If the United States’ tax reform proposal had no chance of passing, I would not bother to analyze it. But that’s not the case. The probability of passing is high. It would be advisable to look at its effects in the U.S. and internationally.

Although the proposal is missing many details, the following stands out: it reduces the tax on businesses from 35 percent to 15 percent; it reduces the progressive tax scale of citizens to only three categories: 10 percent, 25 percent, and 35 percent (currently, the tax goes as high as nearly 40 percent); it abandons the idea of global income in order to embrace territorial income (like in Costa Rica); it eliminates nearly all deductions from gross income, including deductions for interest, and excepting expenses for home mortgages and charitable contributions; and it also eliminates the inheritance tax, currently at 40 percent.

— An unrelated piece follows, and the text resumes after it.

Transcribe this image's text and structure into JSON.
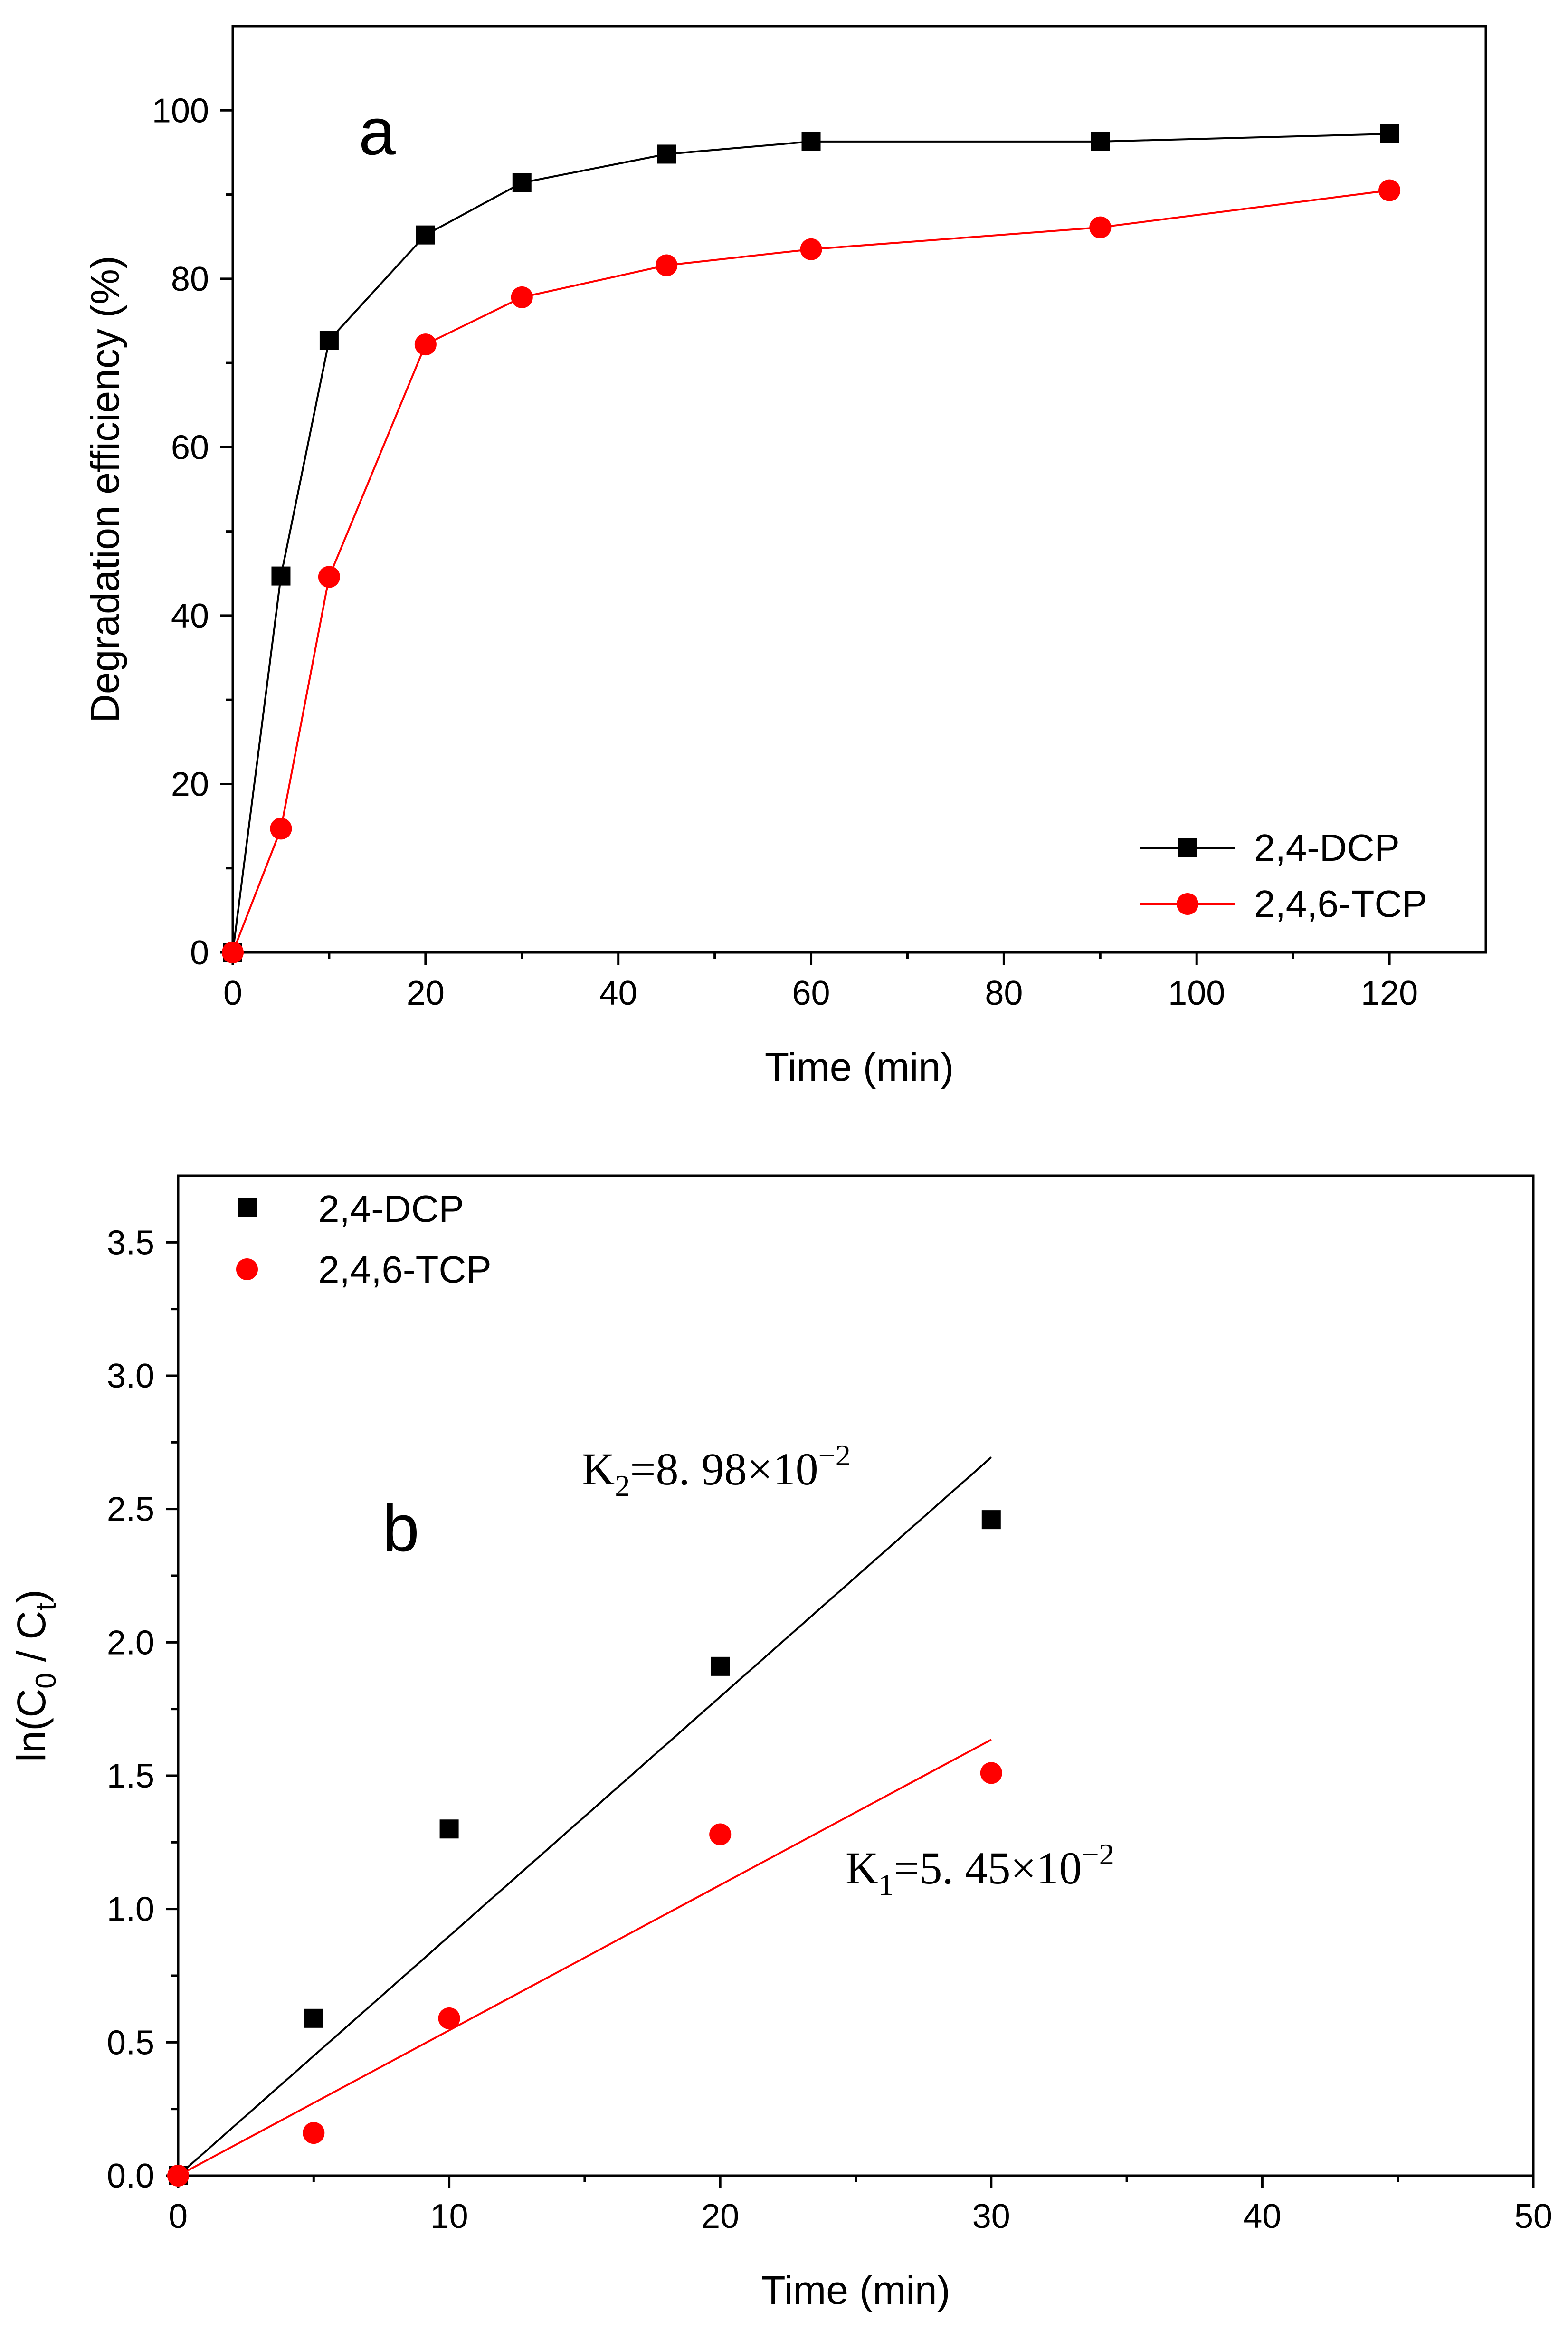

The principal effect would be to increase the income of taxpayers in order to increase consumer spending and investment. This would increase the aggregate demand, stimulate growth, employment, and salaries (to bring the work force closer to being fully employed), but would increase the fiscal deficit and, perhaps, the taxes on interest income, although these are aspects of the tax reform proposal that have not yet been quantified. It would improve the tax structure to reduce exemptions, deductions, and exclusions, reduce conflicting interpretations with respect to the assignment of resources, and improve productivity.

The primary criticism is that the plan would not be neutral against the fiscal deficit, as the lowering of taxes would not necessarily balance out with the greater taxes generated by economic growth (supply side economics), as happened in Reagan’s administration. The counterargument is that, although Reagan won the presidency, the Democrats retook Congress and the Senate and had no method to reduce spending, and due to this, the deficit increased. Now the situation is different. There will be reductions to costly Democratic expenses and, if Obama’s health care law is repealed, there will be substantial savings.

I believe that the tax reform proposal is good. It would increase growth and employment in the U.S., and, most importantly, would inspire the rest of the world to effect similar reforms in order to be competitive. In Costa Rica, the pressure would be twice as strong: the corporate tax would have to be lowered again from 30 percent to 15 percent, and there would be pressure not to impose the worldwide tax and to lower the spending more substantially to finance the deficit. My worry, however, is based on the effect the proposal will have on the movement of capital, as it could affect exchange rate values.